Data Automation: Automated tasks on structured, semi-structured and unstructured data (text, images, geo, time series).
Ingestion & Integration: Combined heterogeneous datasets and produced meaningful summaries under real-world constraints.
Declarative Querying: Wrote efficient SQL for extraction and manipulation.
Big Data Fundamentals: Applied the 4Vs; used indexing, compression, partitioning, and distributed frameworks like Hadoop.

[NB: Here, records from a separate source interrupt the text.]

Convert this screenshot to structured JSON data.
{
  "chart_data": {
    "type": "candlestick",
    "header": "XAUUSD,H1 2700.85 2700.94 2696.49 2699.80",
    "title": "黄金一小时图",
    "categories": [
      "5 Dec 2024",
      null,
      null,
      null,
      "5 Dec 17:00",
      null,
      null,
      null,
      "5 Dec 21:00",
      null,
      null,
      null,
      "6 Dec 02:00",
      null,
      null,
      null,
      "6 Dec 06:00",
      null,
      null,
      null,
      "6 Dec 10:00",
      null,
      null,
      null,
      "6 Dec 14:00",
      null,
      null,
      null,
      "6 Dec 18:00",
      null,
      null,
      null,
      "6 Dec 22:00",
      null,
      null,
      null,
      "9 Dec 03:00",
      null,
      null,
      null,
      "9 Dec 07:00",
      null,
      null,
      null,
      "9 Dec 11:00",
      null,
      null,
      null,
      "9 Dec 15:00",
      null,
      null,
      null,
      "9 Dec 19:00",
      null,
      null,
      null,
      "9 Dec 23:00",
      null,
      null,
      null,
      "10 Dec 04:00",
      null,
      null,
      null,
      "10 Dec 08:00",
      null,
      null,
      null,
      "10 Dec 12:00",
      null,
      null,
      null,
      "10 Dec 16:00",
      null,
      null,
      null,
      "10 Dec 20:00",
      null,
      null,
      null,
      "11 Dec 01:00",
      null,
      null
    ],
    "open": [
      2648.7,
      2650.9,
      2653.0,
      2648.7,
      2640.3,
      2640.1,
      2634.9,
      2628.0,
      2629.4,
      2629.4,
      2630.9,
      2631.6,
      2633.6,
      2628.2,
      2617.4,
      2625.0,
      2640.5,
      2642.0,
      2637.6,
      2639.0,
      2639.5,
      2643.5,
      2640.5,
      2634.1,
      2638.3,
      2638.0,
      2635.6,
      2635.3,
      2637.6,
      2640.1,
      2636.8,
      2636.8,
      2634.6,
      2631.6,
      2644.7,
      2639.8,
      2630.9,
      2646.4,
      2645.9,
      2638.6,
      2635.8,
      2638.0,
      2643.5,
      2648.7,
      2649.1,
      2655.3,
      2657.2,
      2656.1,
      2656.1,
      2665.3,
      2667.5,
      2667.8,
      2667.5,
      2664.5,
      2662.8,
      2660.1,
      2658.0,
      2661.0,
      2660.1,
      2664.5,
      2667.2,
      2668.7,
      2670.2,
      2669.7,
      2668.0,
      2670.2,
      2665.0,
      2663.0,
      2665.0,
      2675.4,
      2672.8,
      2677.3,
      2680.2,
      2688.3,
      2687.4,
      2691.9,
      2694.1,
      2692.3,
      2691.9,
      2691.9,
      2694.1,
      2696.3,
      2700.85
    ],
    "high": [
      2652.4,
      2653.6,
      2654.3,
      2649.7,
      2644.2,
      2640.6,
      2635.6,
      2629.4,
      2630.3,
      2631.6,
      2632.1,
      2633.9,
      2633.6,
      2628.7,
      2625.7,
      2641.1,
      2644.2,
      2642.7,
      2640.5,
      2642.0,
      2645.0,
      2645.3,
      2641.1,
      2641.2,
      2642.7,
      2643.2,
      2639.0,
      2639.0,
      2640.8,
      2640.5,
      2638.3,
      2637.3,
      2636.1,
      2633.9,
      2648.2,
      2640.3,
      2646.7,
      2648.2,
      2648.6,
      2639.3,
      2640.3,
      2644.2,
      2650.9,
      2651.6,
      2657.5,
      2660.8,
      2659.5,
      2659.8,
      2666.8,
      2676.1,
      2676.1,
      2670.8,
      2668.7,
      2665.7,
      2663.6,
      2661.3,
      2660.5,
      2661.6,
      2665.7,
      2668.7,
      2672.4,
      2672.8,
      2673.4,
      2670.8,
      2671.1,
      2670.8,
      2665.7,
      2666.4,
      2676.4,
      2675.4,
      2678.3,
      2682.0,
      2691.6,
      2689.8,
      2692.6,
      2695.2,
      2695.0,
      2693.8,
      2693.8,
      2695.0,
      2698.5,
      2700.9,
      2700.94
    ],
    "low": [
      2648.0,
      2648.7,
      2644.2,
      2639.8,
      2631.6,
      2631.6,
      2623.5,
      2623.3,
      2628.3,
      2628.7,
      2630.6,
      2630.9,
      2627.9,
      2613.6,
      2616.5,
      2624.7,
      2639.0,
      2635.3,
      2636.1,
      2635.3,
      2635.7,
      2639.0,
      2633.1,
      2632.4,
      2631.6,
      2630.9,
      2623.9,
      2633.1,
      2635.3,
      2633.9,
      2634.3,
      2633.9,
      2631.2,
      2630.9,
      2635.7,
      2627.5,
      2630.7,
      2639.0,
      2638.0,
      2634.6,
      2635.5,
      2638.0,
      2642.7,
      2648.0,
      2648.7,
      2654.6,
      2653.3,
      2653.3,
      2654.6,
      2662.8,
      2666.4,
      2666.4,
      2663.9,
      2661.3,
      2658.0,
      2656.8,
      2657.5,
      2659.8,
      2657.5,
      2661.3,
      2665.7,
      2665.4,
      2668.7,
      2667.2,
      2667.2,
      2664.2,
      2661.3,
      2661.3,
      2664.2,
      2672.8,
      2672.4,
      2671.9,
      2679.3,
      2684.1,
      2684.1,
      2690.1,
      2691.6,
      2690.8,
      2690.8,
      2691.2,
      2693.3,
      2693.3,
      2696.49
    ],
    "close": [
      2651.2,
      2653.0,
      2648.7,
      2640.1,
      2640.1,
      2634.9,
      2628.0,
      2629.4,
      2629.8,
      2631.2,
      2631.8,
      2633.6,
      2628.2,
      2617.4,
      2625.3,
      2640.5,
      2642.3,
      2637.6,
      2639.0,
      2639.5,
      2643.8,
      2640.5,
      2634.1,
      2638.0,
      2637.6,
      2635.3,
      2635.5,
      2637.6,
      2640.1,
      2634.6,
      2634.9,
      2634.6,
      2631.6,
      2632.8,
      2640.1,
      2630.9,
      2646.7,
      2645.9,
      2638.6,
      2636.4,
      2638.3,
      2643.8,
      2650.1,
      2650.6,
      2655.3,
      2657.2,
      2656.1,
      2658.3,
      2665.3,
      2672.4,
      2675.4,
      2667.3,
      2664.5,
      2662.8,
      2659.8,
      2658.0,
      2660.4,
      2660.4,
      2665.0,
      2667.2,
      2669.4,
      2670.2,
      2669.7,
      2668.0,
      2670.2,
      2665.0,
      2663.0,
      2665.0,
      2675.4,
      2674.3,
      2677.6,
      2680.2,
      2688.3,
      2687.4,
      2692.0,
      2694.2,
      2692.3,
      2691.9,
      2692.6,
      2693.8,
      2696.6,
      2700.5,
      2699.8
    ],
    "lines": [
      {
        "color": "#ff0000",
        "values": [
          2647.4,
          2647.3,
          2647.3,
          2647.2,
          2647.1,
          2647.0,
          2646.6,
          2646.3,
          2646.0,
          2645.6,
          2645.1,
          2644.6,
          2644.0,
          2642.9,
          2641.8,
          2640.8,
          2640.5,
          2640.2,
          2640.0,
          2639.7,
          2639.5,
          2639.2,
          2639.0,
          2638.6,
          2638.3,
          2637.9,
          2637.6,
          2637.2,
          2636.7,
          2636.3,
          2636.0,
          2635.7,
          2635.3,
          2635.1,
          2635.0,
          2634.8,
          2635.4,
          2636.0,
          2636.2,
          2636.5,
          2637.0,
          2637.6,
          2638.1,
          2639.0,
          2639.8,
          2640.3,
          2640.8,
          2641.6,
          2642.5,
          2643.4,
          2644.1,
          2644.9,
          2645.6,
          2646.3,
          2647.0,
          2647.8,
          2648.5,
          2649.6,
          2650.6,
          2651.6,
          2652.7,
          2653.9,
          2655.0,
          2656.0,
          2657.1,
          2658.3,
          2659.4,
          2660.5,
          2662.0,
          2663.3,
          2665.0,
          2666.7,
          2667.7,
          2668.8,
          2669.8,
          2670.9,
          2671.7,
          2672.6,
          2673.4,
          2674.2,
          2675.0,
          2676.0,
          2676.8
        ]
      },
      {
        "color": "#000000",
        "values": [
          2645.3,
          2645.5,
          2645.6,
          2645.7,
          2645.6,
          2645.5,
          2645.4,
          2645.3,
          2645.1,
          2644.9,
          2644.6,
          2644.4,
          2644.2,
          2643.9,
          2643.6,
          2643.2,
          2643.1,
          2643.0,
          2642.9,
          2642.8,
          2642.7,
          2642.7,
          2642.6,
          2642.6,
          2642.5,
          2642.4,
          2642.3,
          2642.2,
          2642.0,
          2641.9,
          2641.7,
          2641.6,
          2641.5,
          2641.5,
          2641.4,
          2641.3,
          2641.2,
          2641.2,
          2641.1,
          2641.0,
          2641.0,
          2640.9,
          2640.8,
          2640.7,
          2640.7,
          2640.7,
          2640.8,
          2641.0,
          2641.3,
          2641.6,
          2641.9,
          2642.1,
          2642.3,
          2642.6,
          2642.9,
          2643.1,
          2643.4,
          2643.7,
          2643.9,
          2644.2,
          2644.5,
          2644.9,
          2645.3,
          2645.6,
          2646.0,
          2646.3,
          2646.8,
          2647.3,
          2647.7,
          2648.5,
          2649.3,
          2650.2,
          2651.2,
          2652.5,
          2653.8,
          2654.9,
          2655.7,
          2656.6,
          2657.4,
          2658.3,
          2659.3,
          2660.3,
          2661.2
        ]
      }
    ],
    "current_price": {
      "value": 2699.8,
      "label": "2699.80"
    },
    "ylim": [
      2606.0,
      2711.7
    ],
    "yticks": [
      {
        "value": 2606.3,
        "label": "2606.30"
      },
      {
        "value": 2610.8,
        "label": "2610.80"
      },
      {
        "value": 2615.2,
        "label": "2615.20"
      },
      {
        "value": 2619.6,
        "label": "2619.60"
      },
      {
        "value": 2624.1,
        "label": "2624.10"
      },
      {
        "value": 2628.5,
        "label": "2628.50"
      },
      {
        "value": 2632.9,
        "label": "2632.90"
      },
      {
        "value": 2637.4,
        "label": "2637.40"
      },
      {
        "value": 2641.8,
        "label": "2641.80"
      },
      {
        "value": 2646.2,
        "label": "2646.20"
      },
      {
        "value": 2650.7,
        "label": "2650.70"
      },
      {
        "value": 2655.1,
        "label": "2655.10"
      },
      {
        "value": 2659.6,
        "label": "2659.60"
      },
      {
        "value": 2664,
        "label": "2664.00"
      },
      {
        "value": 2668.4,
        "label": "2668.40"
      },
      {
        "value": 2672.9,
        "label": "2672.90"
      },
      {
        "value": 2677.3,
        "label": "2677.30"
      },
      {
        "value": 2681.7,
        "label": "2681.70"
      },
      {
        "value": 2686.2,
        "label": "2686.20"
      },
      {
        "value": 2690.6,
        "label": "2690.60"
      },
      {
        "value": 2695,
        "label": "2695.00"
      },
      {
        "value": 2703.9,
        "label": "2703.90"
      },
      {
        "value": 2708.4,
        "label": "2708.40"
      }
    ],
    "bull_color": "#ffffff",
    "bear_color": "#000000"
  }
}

Ethics & Privacy: Considered privacy and ethical implications when handling sensitive/large-scale data.

Takeaways

This was my first advanced-level data science course, and the expectations were clearly higher than in introductory units. I learned how to work with Linux systems for handling data, deepened my knowledge of big data concepts, and used Jupyter notebooks to connect with PostgreSQL databases. A key part of the course was designing better table structures and fields to support efficient querying and retrieval—skills that are directly relevant to a data scientist’s work. In the group project, we also had to integrate machine learning techniques to support our analysis, which required both technical adaptability and teamwork. At the same time, the SQL tests and final exam were particularly challenging for me, but I see those difficulties as valuable growth opportunities. Beyond the technical skills, I also realized how important it is to manage group dynamics effectively when tackling complex projects. Overall, the challenges were significant, but the learning outcomes and confidence I gained were even greater.